Le facteur déterminant qui a conduit à cette situation serait la pratique consistant à laver la cale à poissons après l’appareillage du bateau, sans vérifier au préalable que les alarmes sonore et visuelle de niveau haut de la cale à poissons fonctionnent réellement, et que la crépine d’aspiration au puisard est claire.

Le facteur aggravant serait le panneau à plat-pont, qui n’était pas fermé, mais simplement posé, de même que la porte d’accès au magasin avant restée ouverte.

Les recommandations exprimées en conséquence par le BEAmer étaient les suivantes :

  • Pour les Armateurs

En ce qui concerne le lavage des cales et dans l'absolu, il serait souhaitable que les navires ne prennent la mer qu'une fois cette opération achevée et contrôlée.

Une attention particulière doit être donnée à la préparation des équipages aux situations d’urgence et à l’utilisation des moyens de sauvetage, collectifs ou individuels. Ceci passe par l’existence de rôles d’abandon à jour et la réalisation d’exercices réguliers. (cf. notre article du 23 juin dernier...)

  • Pour le Bureau de la réglementation et les chantiers navals

Pour les navires de pêche au large, il conviendrait d'exiger une alarme de montée d'eau supplémentaire dans la cale à poissons, dont le capteur serait placé plus haut que l’alarme de puisard. Cette alarme ne devrait pas pouvoir être neutralisée.

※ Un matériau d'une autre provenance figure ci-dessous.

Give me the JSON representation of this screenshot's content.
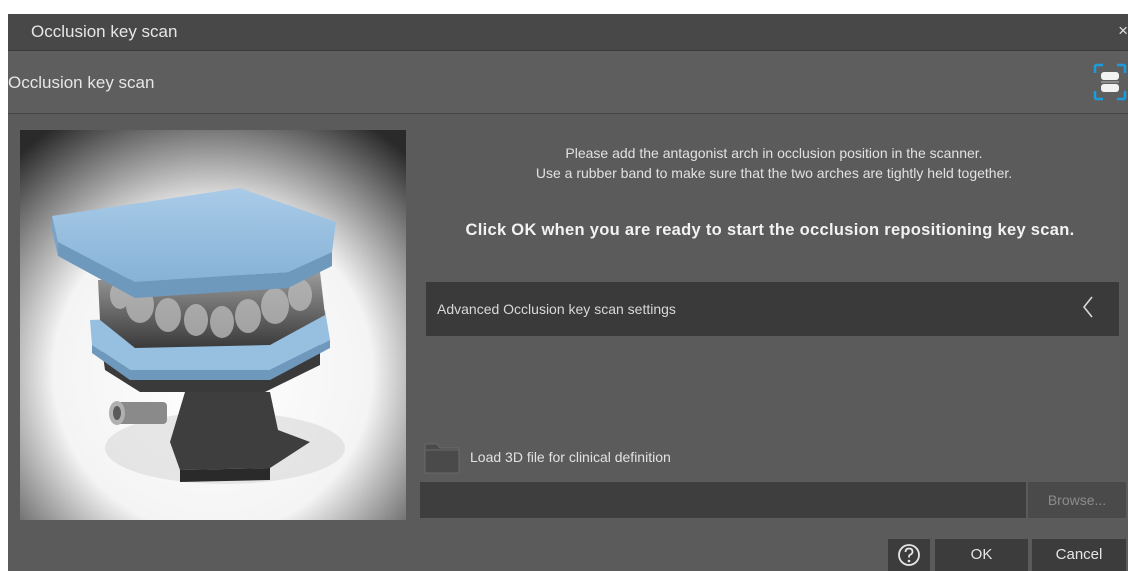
{
  "window": {
    "title": "Occlusion key scan",
    "close_glyph": "×"
  },
  "header": {
    "title": "Occlusion key scan",
    "icon": "occlusion-scan-icon"
  },
  "illustration": {
    "icon": "articulator-model-image"
  },
  "instructions": {
    "line1": "Please add the antagonist arch in occlusion position in the scanner.",
    "line2": "Use a rubber band to make sure that the two arches are tightly held together.",
    "cta": "Click OK when you are ready to start the occlusion repositioning key scan."
  },
  "advanced": {
    "label": "Advanced Occlusion key scan settings",
    "chevron": "〈"
  },
  "load": {
    "label": "Load 3D file for clinical definition",
    "icon": "folder-icon",
    "path_value": "",
    "browse_label": "Browse..."
  },
  "footer": {
    "help_icon": "help-icon",
    "ok_label": "OK",
    "cancel_label": "Cancel"
  },
  "colors": {
    "dialog_bg": "#5b5b5b",
    "titlebar_bg": "#484848",
    "dark_panel": "#3a3a3a",
    "model_blue": "#9cc4e4",
    "icon_blue": "#1a9de0"
  }
}
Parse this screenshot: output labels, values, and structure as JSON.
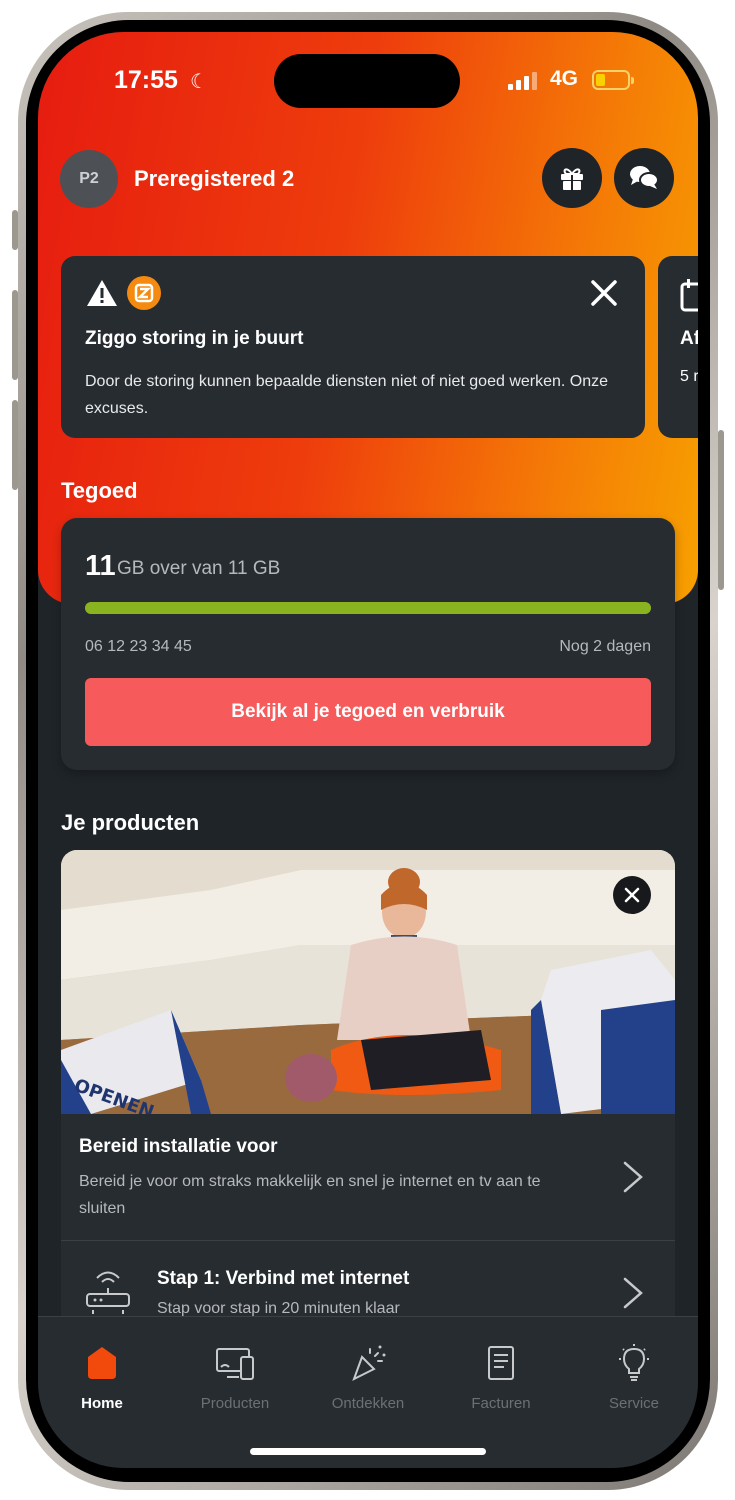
{
  "status_bar": {
    "time": "17:55",
    "network": "4G"
  },
  "header": {
    "avatar_initials": "P2",
    "user_name": "Preregistered 2",
    "gift_icon": "gift-icon",
    "chat_icon": "chat-icon"
  },
  "alert": {
    "title": "Ziggo storing in je buurt",
    "body": "Door de storing kunnen bepaalde diensten niet of niet goed werken. Onze excuses.",
    "peek_title": "Af",
    "peek_body": "5 r"
  },
  "credit": {
    "section_title": "Tegoed",
    "amount": "11",
    "amount_suffix": "GB over van 11 GB",
    "usage_fraction": 1.0,
    "phone_number": "06 12 23 34 45",
    "remaining": "Nog 2 dagen",
    "cta_label": "Bekijk al je tegoed en verbruik"
  },
  "products": {
    "section_title": "Je producten",
    "card_title": "Bereid installatie voor",
    "card_desc": "Bereid je voor om straks makkelijk en snel je internet en tv aan te sluiten",
    "step_title": "Stap 1: Verbind met internet",
    "step_desc": "Stap voor stap in 20 minuten klaar",
    "photo_box_text": "OPENEN"
  },
  "tabs": [
    {
      "label": "Home",
      "icon": "home-icon"
    },
    {
      "label": "Producten",
      "icon": "devices-icon"
    },
    {
      "label": "Ontdekken",
      "icon": "party-icon"
    },
    {
      "label": "Facturen",
      "icon": "invoice-icon"
    },
    {
      "label": "Service",
      "icon": "lightbulb-icon"
    }
  ],
  "colors": {
    "accent": "#f65a5a",
    "brand_orange": "#f57f06",
    "brand_red": "#e61c10",
    "progress": "#8ab41f",
    "card": "#272c31"
  }
}
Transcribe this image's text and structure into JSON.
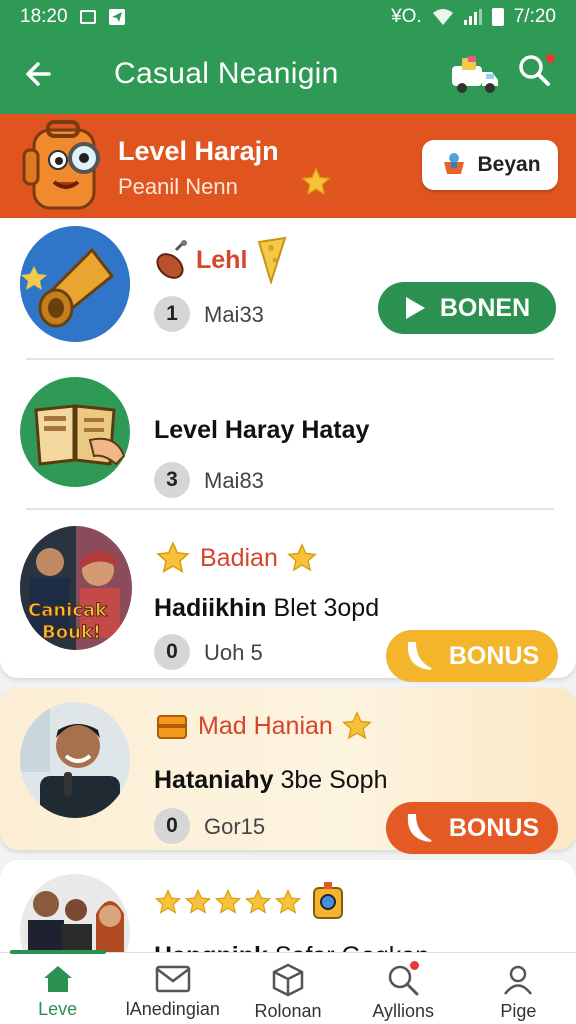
{
  "status_bar": {
    "time_left": "18:20",
    "time_right": "7/:20",
    "indicator_text": "¥O."
  },
  "app_bar": {
    "title": "Casual Neanigin"
  },
  "banner": {
    "title": "Level Harajn",
    "subtitle": "Peanil Nenn",
    "button_label": "Beyan"
  },
  "items": [
    {
      "kicker": "Lehl",
      "title": "",
      "count": "1",
      "meta": "Mai33",
      "button_label": "BONEN"
    },
    {
      "kicker": "",
      "title": "Level Haray Hatay",
      "count": "3",
      "meta": "Mai83",
      "button_label": ""
    },
    {
      "kicker": "Badian",
      "title_bold": "Hadiikhin",
      "title_light": "Blet 3opd",
      "count": "0",
      "meta": "Uoh 5",
      "button_label": "BONUS",
      "thumb_text_1": "Canicak",
      "thumb_text_2": "Bouk!"
    },
    {
      "kicker": "Mad Hanian",
      "title_bold": "Hataniahy",
      "title_light": "3be Soph",
      "count": "0",
      "meta": "Gor15",
      "button_label": "BONUS"
    },
    {
      "kicker": "",
      "title_bold": "Hangnink",
      "title_light": "Safar Gegkan",
      "stars": 5
    }
  ],
  "bottom_nav": [
    {
      "label": "Leve",
      "icon": "home-icon",
      "active": true
    },
    {
      "label": "lAnedingian",
      "icon": "mail-icon",
      "active": false
    },
    {
      "label": "Rolonan",
      "icon": "box-icon",
      "active": false
    },
    {
      "label": "Ayllions",
      "icon": "search-icon",
      "active": false
    },
    {
      "label": "Pige",
      "icon": "profile-icon",
      "active": false
    }
  ],
  "colors": {
    "primary_green": "#2f9a55",
    "banner_orange": "#e0551f",
    "button_green": "#2a9150",
    "button_yellow": "#f3b52b",
    "button_orange": "#e35a25",
    "kicker_red": "#d4452a"
  }
}
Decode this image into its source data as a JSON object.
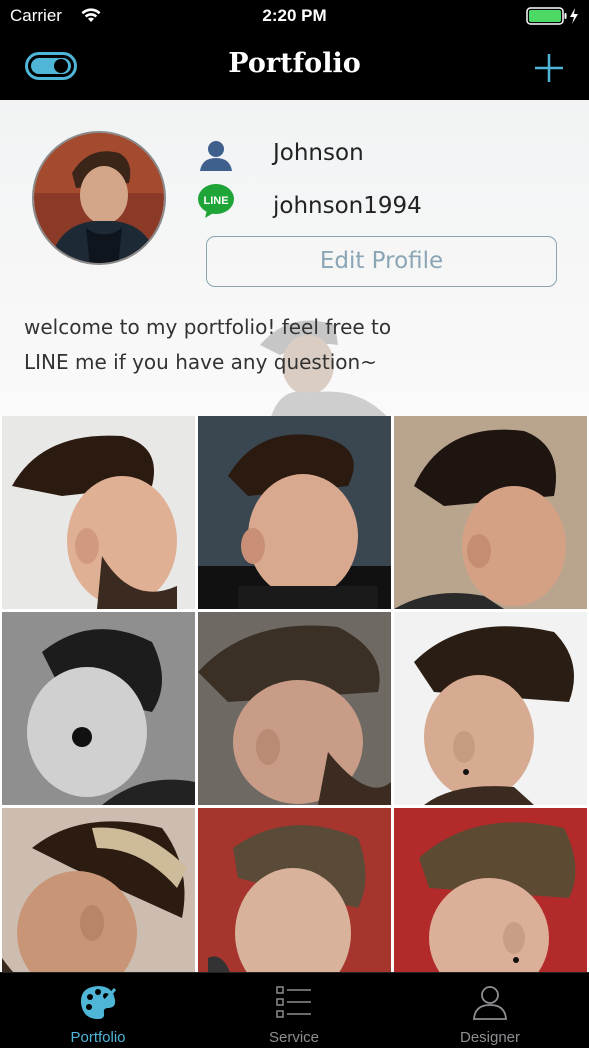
{
  "status_bar": {
    "carrier": "Carrier",
    "time": "2:20 PM"
  },
  "nav": {
    "title": "Portfolio"
  },
  "profile": {
    "name": "Johnson",
    "line_id": "johnson1994",
    "edit_button": "Edit Profile",
    "bio_line1": "welcome to my portfolio! feel free to",
    "bio_line2": "LINE me if you have any question~",
    "line_badge": "LINE"
  },
  "gallery": {
    "photo_count": 9
  },
  "tabs": [
    {
      "label": "Portfolio",
      "active": true
    },
    {
      "label": "Service",
      "active": false
    },
    {
      "label": "Designer",
      "active": false
    }
  ],
  "colors": {
    "accent": "#4fb6d8",
    "line_green": "#1fa537",
    "battery": "#4cd964",
    "inactive_tab": "#8e8e93"
  }
}
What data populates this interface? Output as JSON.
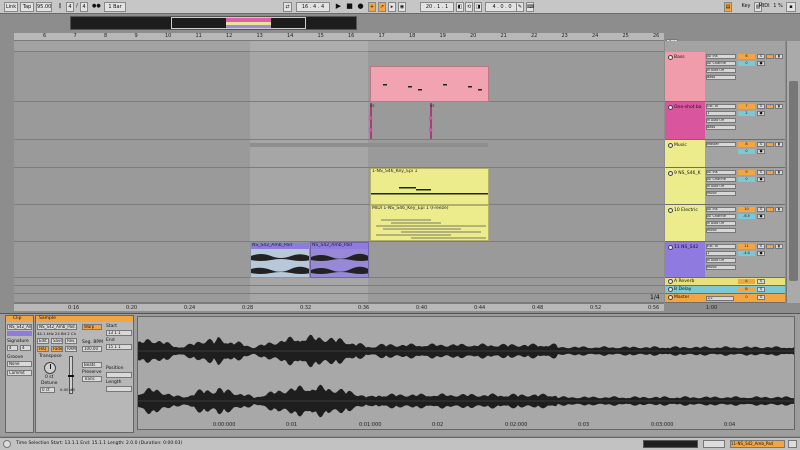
{
  "topbar": {
    "link": "Link",
    "tap": "Tap",
    "tempo": "95.00",
    "sig_num": "4",
    "sig_sep": "/",
    "sig_den": "4",
    "quant": "1 Bar",
    "position": "16 .   4 .   4",
    "loop_start": "20 .   1 .   1",
    "loop_len": "4 .   0 .   0",
    "key_label": "Key",
    "midi_label": "MIDI",
    "cpu": "1 %"
  },
  "ruler": {
    "bars": [
      "6",
      "7",
      "8",
      "9",
      "10",
      "11",
      "12",
      "13",
      "14",
      "15",
      "16",
      "17",
      "18",
      "19",
      "20",
      "21",
      "22",
      "23",
      "24",
      "25",
      "26"
    ],
    "set_label": "Set"
  },
  "timebar": {
    "times": [
      "0:16",
      "0:20",
      "0:24",
      "0:28",
      "0:32",
      "0:36",
      "0:40",
      "0:44",
      "0:48",
      "0:52",
      "0:56",
      "1:00"
    ],
    "page": "1/4"
  },
  "clips": {
    "key_epi": "1-NS_S46_Key_Epi 1",
    "key_epi_freeze": "MIDI 1-NS_S46_Key_Epi 1 (Freeze)",
    "amb_pad_a": "NS_S42_Amb_Pad",
    "amb_pad_b": "NS_S42_Amb_Pad",
    "oneshot_mark": "vs"
  },
  "tracks": [
    {
      "name": "Bass",
      "color": "#f09cab",
      "in": "All Ins",
      "ch": "All Channe",
      "mon": "In  Auto  Off",
      "out": "Bass",
      "num": "6",
      "vol": "0",
      "btn": "S"
    },
    {
      "name": "One-shot ba",
      "color": "#d9569f",
      "in": "Ext. In",
      "ch": "1",
      "mon": "In  Auto  Off",
      "out": "Bass",
      "num": "7",
      "vol": "2",
      "btn": "S"
    },
    {
      "name": "Music",
      "color": "#ecec8d",
      "in": "Master",
      "ch": "",
      "mon": "",
      "out": "",
      "num": "8",
      "vol": "0",
      "btn": "S"
    },
    {
      "name": "9 NS_S46_K",
      "color": "#ecec8d",
      "in": "All Ins",
      "ch": "All Channe",
      "mon": "In  Auto  Off",
      "out": "Music",
      "num": "9",
      "vol": "0",
      "btn": "S"
    },
    {
      "name": "10 Electric",
      "color": "#ecec8d",
      "in": "All Ins",
      "ch": "All Channe",
      "mon": "In  Auto  Off",
      "out": "Music",
      "num": "10",
      "vol": "-6.5",
      "btn": "S"
    },
    {
      "name": "11 NS_S42",
      "color": "#8f7ae0",
      "in": "Ext. In",
      "ch": "1",
      "mon": "In  Auto  Off",
      "out": "Music",
      "num": "11",
      "vol": "-4.0",
      "btn": "S"
    }
  ],
  "returns": [
    {
      "name": "A Reverb",
      "color": "#e8e07a",
      "num": "A"
    },
    {
      "name": "B Delay",
      "color": "#7cc9d4",
      "num": "B"
    },
    {
      "name": "Master",
      "color": "#f3a541",
      "num": "0",
      "sub": "1/2"
    }
  ],
  "clip_panel": {
    "title": "Clip",
    "name": "NS_S42_Amb_Pad",
    "signature": "Signature",
    "sig_a": "4",
    "sig_b": "4",
    "groove": "Groove",
    "groove_val": "None",
    "commit": "Commit"
  },
  "sample_panel": {
    "title": "Sample",
    "file": "NS_S42_Amb_Pad.wav",
    "info": "44.1 kHz 24 Bit 2 Ch",
    "edit": "Edit",
    "save": "Save",
    "rev": "Rev.",
    "warp": "Warp",
    "hiq": "HiQ",
    "fade": "Fade",
    "ram": "RAM",
    "start": "Start",
    "end": "End",
    "seg_bpm": "Seg. BPM",
    "bpm": "100.00",
    "transpose": "Transpose",
    "transpose_val": "0 st",
    "detune": "Detune",
    "detune_val": "0 ct",
    "gain": "0.00 dB",
    "mode": "Beats",
    "preserve": "Preserve",
    "trans": "Trans",
    "position": "Position",
    "length": "Length",
    "start_val": "13  1  1",
    "end_val": "15  1  1"
  },
  "wave_times": [
    "0:00:000",
    "0:01",
    "0:01:000",
    "0:02",
    "0:02:000",
    "0:03",
    "0:03:000",
    "0:04"
  ],
  "status": {
    "text": "Time Selection  Start: 13.1.1  End: 15.1.1  Length: 2.0.0  (Duration: 0:00:03)",
    "track": "11-NS_S42_Amb_Pad"
  }
}
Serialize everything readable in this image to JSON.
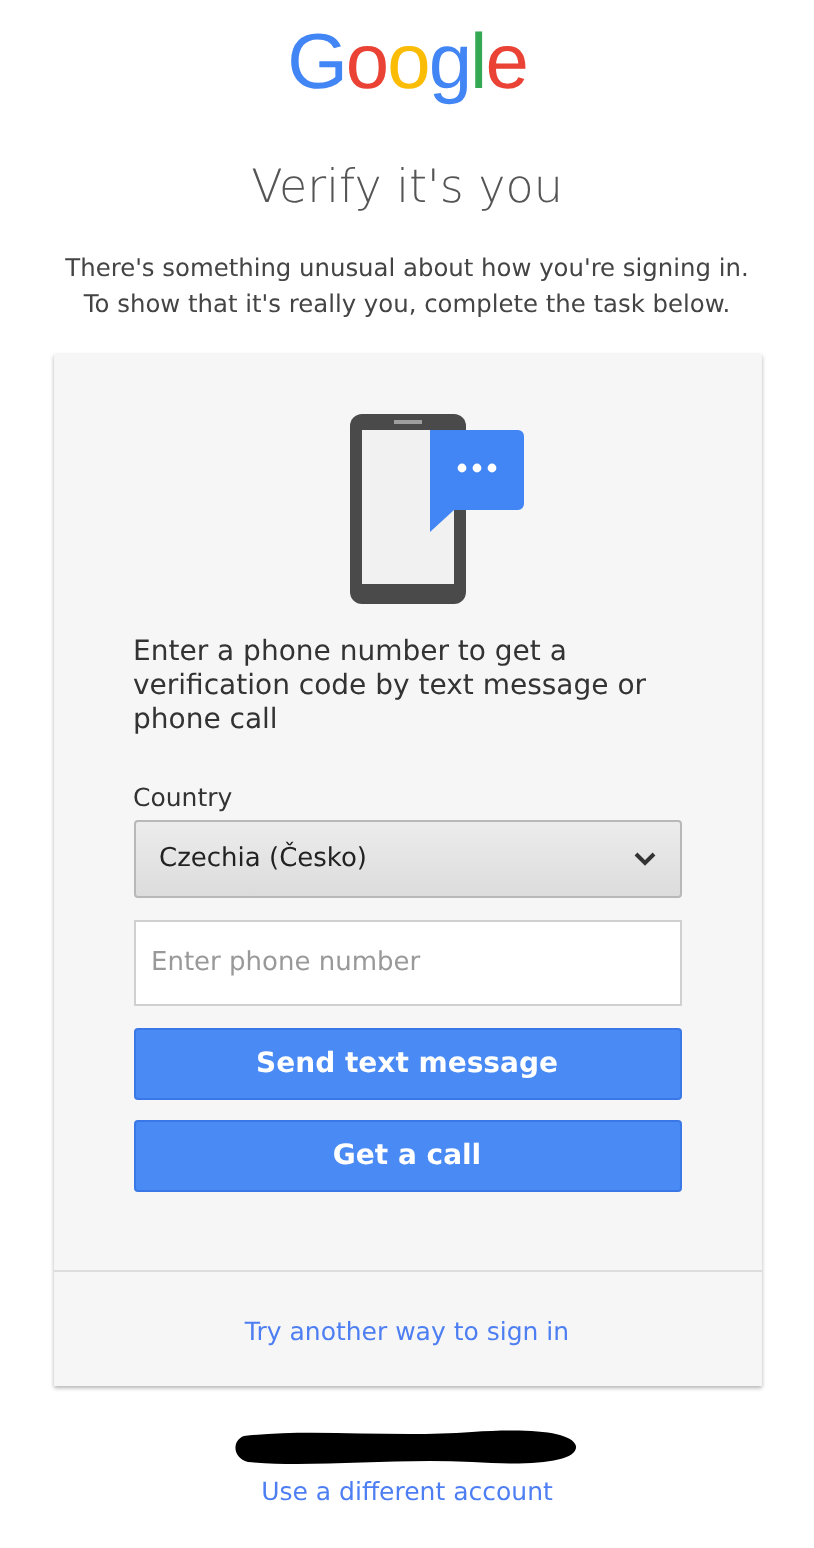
{
  "logo": "Google",
  "title": "Verify it's you",
  "subtitle": "There's something unusual about how you're signing in. To show that it's really you, complete the task below.",
  "card": {
    "instruction": "Enter a phone number to get a verification code by text message or phone call",
    "country": {
      "label": "Country",
      "value": "Czechia (Česko)"
    },
    "phone": {
      "placeholder": "Enter phone number"
    },
    "buttons": [
      "Send text message",
      "Get a call"
    ],
    "alternate_link": "Try another way to sign in"
  },
  "switch_account_link": "Use a different account"
}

Il conviendrait également de prévoir, sur les navires de pêche, une pompe mobile d’assèchement à moteur thermique, pour suppléer à une défaillance du circuit. Cette pompe pourrait servir aussi de pompe à incendie de secours.

Il y aurait lieu d'étudier la possibilité, en complément des systèmes existants, d'installer une commande à distance du largage des radeaux, accessible depuis la passerelle. Une attention particulière devrait être portée à l’arrimage des radeaux de sauvetage pour qu’ils soient disposés suffisamment loin l'un de l'autre afin que l’un d’eux au moins soit accessible en toutes conditions de gîte ou d’assiette du navire.

  • Pour les chantiers Navals

S’agissant du panneau du pont supérieur, il est suggéré que les charnières d'articulation soient placées sur l'avant du surbau et non sur les côtés, afin d’éviter une ouverture intempestive par les paquets de mer. Un système de verrouillage du panneau extérieur par tringle est recommandé. Au niveau du pont de travail, l’installation de panneaux à plat pont devrait être évitée.

  • Pour l’Administration

Lors des visites, il serait nécessaire de vérifier l’existence d’un rôle d’abandon et d’un Document Unique de Prévention, actualisés.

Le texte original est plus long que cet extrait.